Naturalizing Mindfulness

The Dutchmen's breeches have jumped into another flower bed, about a hundred feet away from where i am carefully colonizing them. This process of naturalizing a wildflower makes me very happy.

I grew up in a rich woods in the Midwest. On May Day, my sister and i picked bouquets of Dutchmen's breeches, jack-in-the-pulpit, wild phlox, and spring beauties.

When i moved to my home in the dry pine woods of the Northeast, i tried repeatedly to grow the wildflowers of my childhood. No luck.

Eventually one of my shaded nursery beds, under an old apple tree, turned out to be the perfect place for Dutchmen's breeches. I stopped planting other wildflowers in that bed and just let the Dutchmen's breeches have free rein.

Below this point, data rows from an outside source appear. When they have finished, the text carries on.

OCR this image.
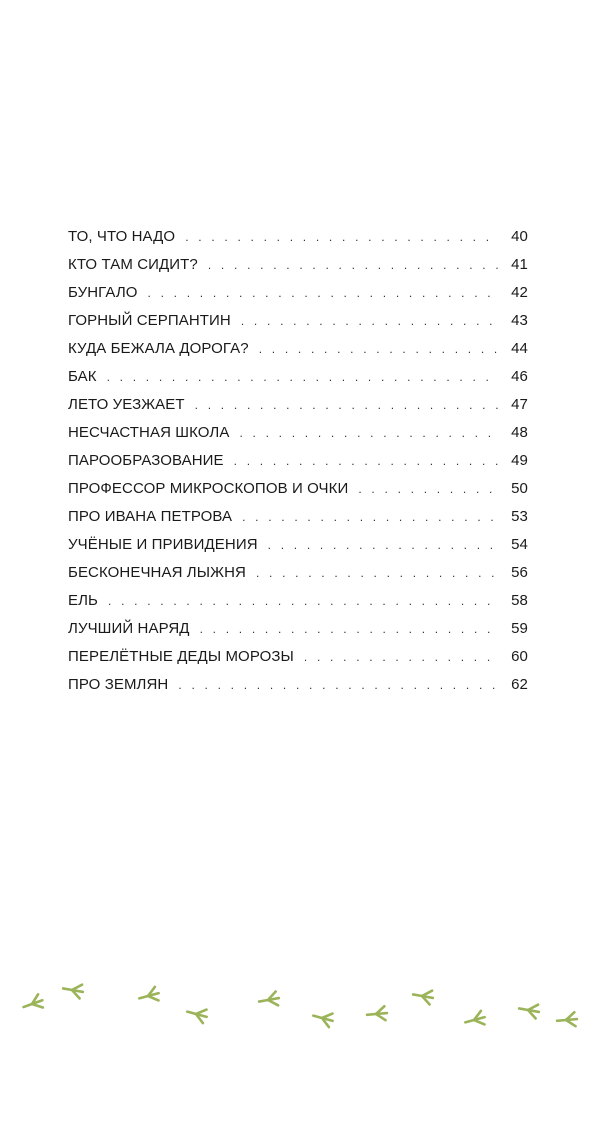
ТО, ЧТО НАДО . . .	40
КТО ТАМ СИДИТ? . . .	41
БУНГАЛО . . .	42
ГОРНЫЙ СЕРПАНТИН . . .	43
КУДА БЕЖАЛА ДОРОГА? . . .	44
БАК . . .	46
ЛЕТО УЕЗЖАЕТ . . .	47
НЕСЧАСТНАЯ ШКОЛА . . .	48
ПАРООБРАЗОВАНИЕ . . .	49
ПРОФЕССОР МИКРОСКОПОВ И ОЧКИ . . .	50
ПРО ИВАНА ПЕТРОВА . . .	53
УЧЁНЫЕ И ПРИВИДЕНИЯ . . .	54
БЕСКОНЕЧНАЯ ЛЫЖНЯ . . .	56
ЕЛЬ . . .	58
ЛУЧШИЙ НАРЯД . . .	59
ПЕРЕЛЁТНЫЕ ДЕДЫ МОРОЗЫ . . .	60
ПРО ЗЕМЛЯН . . .	62
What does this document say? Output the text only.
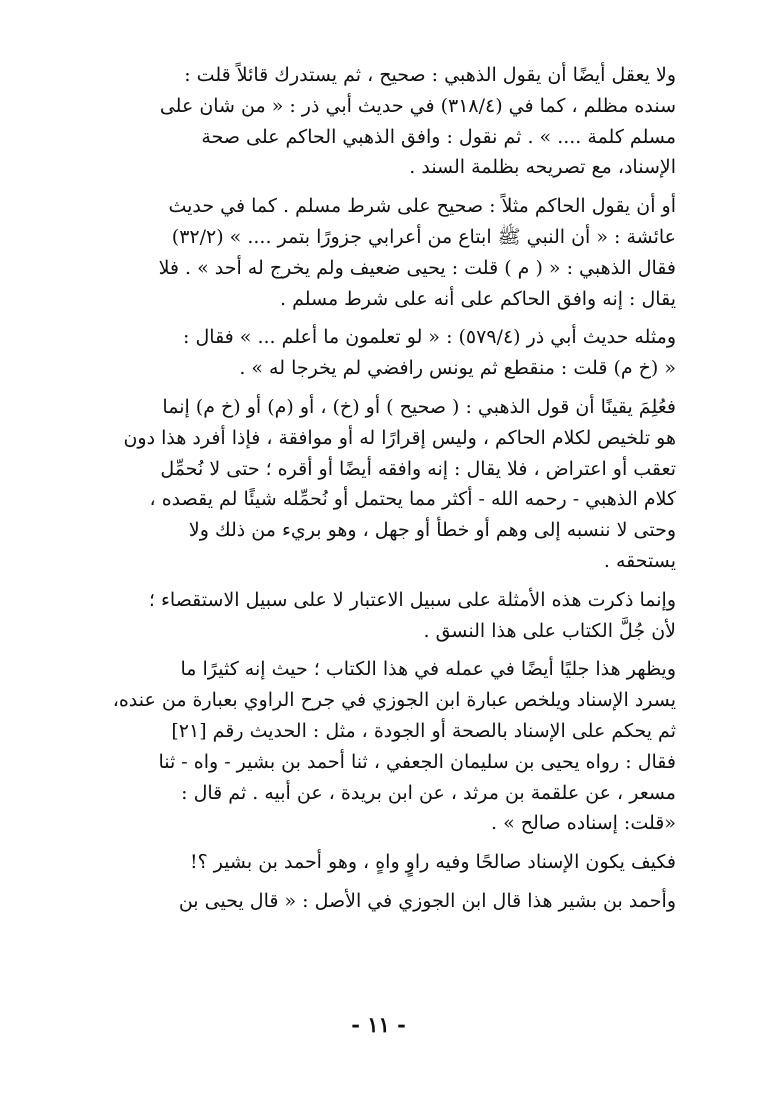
ولا يعقل أيضًا أن يقول الذهبي : صحيح ، ثم يستدرك قائلاً قلت :
سنده مظلم ، كما في (٣١٨/٤) في حديث أبي ذر : « من شان على
مسلم كلمة .... » . ثم نقول : وافق الذهبي الحاكم على صحة
الإسناد، مع تصريحه بظلمة السند .
أو أن يقول الحاكم مثلاً : صحيح على شرط مسلم . كما في حديث
عائشة : « أن النبي ﷺ ابتاع من أعرابي جزورًا بتمر .... » (٣٢/٢)
فقال الذهبي : « ( م ) قلت : يحيى ضعيف ولم يخرج له أحد » . فلا
يقال : إنه وافق الحاكم على أنه على شرط مسلم .
ومثله حديث أبي ذر (٥٧٩/٤) : « لو تعلمون ما أعلم ... » فقال :
« (خ م) قلت : منقطع ثم يونس رافضي لم يخرجا له » .
فعُلِمَ يقينًا أن قول الذهبي : ( صحيح ) أو (خ) ، أو (م) أو (خ م) إنما
هو تلخيص لكلام الحاكم ، وليس إقرارًا له أو موافقة ، فإذا أفرد هذا دون
تعقب أو اعتراض ، فلا يقال : إنه وافقه أيضًا أو أقره ؛ حتى لا نُحمِّل
كلام الذهبي - رحمه الله - أكثر مما يحتمل أو نُحمِّله شيئًا لم يقصده ،
وحتى لا ننسبه إلى وهم أو خطأ أو جهل ، وهو بريء من ذلك ولا
يستحقه .
وإنما ذكرت هذه الأمثلة على سبيل الاعتبار لا على سبيل الاستقصاء ؛
لأن جُلَّ الكتاب على هذا النسق .
ويظهر هذا جليًا أيضًا في عمله في هذا الكتاب ؛ حيث إنه كثيرًا ما
يسرد الإسناد ويلخص عبارة ابن الجوزي في جرح الراوي بعبارة من عنده،
ثم يحكم على الإسناد بالصحة أو الجودة ، مثل : الحديث رقم [٢١]
فقال : رواه يحيى بن سليمان الجعفي ، ثنا أحمد بن بشير - واه - ثنا
مسعر ، عن علقمة بن مرثد ، عن ابن بريدة ، عن أبيه . ثم قال :
«قلت: إسناده صالح » .
فكيف يكون الإسناد صالحًا وفيه راوٍ واهٍ ، وهو أحمد بن بشير ؟!
وأحمد بن بشير هذا قال ابن الجوزي في الأصل : « قال يحيى بن
- ١١ -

We try to naturalize mindfulness in our lives. It isn't easy. It's hard enough to be mindful when we're practicing sitting meditation. How can we possibly practice mindfulness at work or in the car or on the phone or on the computer?

We keep meditating, practicing mindfulness, and then, one day, it pops up while we are taking a walk. There it is. Mindfulness in our daily life, naturalizing itself.

I am delighted that the Dutchmen's breeches have naturalized into the woodland. Mindfulness is another name for happiness.